IBM Research has reported an algorithmic breakthrough for deep learning that comes close to achieving the holy grail of ideal scaling efficiency
IBM's new distributed deep-learning (DDL) software enables a nearly linear speedup with each added processor. The development is intended to achieve similar speedups for each server added to IBM's DDL algorithm.
The company published in arXiv close to ideal scaling with new distributed deep learning software which achieved record communication overhead and 95% scaling efficiency on the Caffe deep learning framework over 256 NVIDIA GPUs in 64 IBM Power systems.
Previous best scaling was demonstrated by Facebook AI Research of 89% for a training run on Caffe2, at higher communication overhead. IBM Research also beat Facebook's time by training the model in 50 minutes, versus the 1 hour Facebook took. Using this software, IBM Research achieved a new image recognition accuracy of 33.8% for a neural network trained on a very large data set (7.5M images). The previous record published by Microsoft demonstrated 29.8% accuracy.
A technical preview of this IBM Research Distributed Deep Learning code is available today in IBM PowerAI 4.0 distribution for TensorFlow and Caffe.
Deep learning is a widely used AI method to help computers understand and extract meaning from images and sounds through which humans experience much of the world. It holds promise to fuel breakthroughs in everything from consumer mobile app experiences to medical imaging diagnostics. But progress in accuracy and the practicality of deploying deep learning at scale is gated by technical challenges, such as the need to run massive and complex deep learning based AI models - a process for which training times are measured in days and weeks.
IBM Research has been focused on reducing these training times for large models with large data sets. The objective is to reduce the wait-time associated with deep learning training from days or hours to minutes or seconds, and enable improved accuracy of these AI models. To achieve this, IBM's reseachers are tackling grand-challenge scale issues in distributing deep learning across large numbers of servers and NVIDIA GPUs.

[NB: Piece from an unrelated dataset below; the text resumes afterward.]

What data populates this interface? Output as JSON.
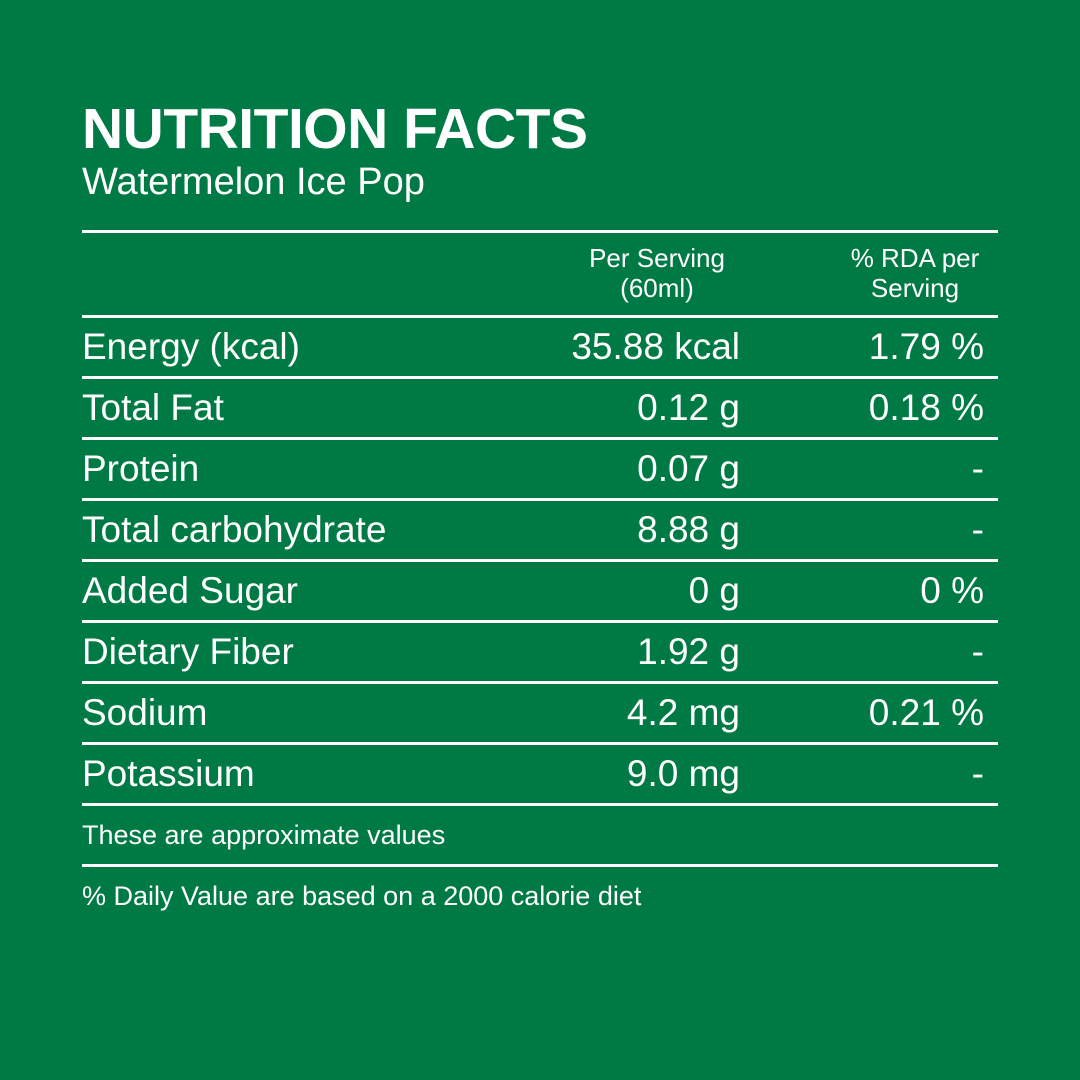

Most popular deep learning frameworks scale to multiple GPUs in a server, but not to multiple servers with GPUs. Specifically, IBM's team (Minsik Cho, Uli Finkler, David Kung, Sameer Kumar, David Kung, Vaibhav Saxena, Dheeraj Sreedhar) wrote software and algorithms that automate and optimize the parallelization of this very large and complex computing task across hundreds of GPU accelerators attached to dozens of servers.
The software does deep learning training fully synchronously with very low communication overhead. As a result, when the researchers scaled to a large cluster with 100s of NVIDIA GPUs, it yielded record image recognition accuracy of 33.8% on 7.5M images from the ImageNet-22k dataset vs the previous best published result of 29.8% by Microsoft. A 4% increase in accuracy is a big leap forward; typical improvements in the past have been less than 1%. IBM's distributed deep learning (DDL) approach enabled the researchers to not just improve accuracy, but also to train a ResNet-101 neural network model in just 7 hours, by leveraging the power of 10s of servers, equipped with 100s of NVIDIA GPUs; Microsoft took 10 days to train the same model. This achievement required we create the DDL code and algorithms to overcome issues inherent to scaling these otherwise powerful deep learning frameworks.
The company is making its DDL suite available free to any PowerAI platform user.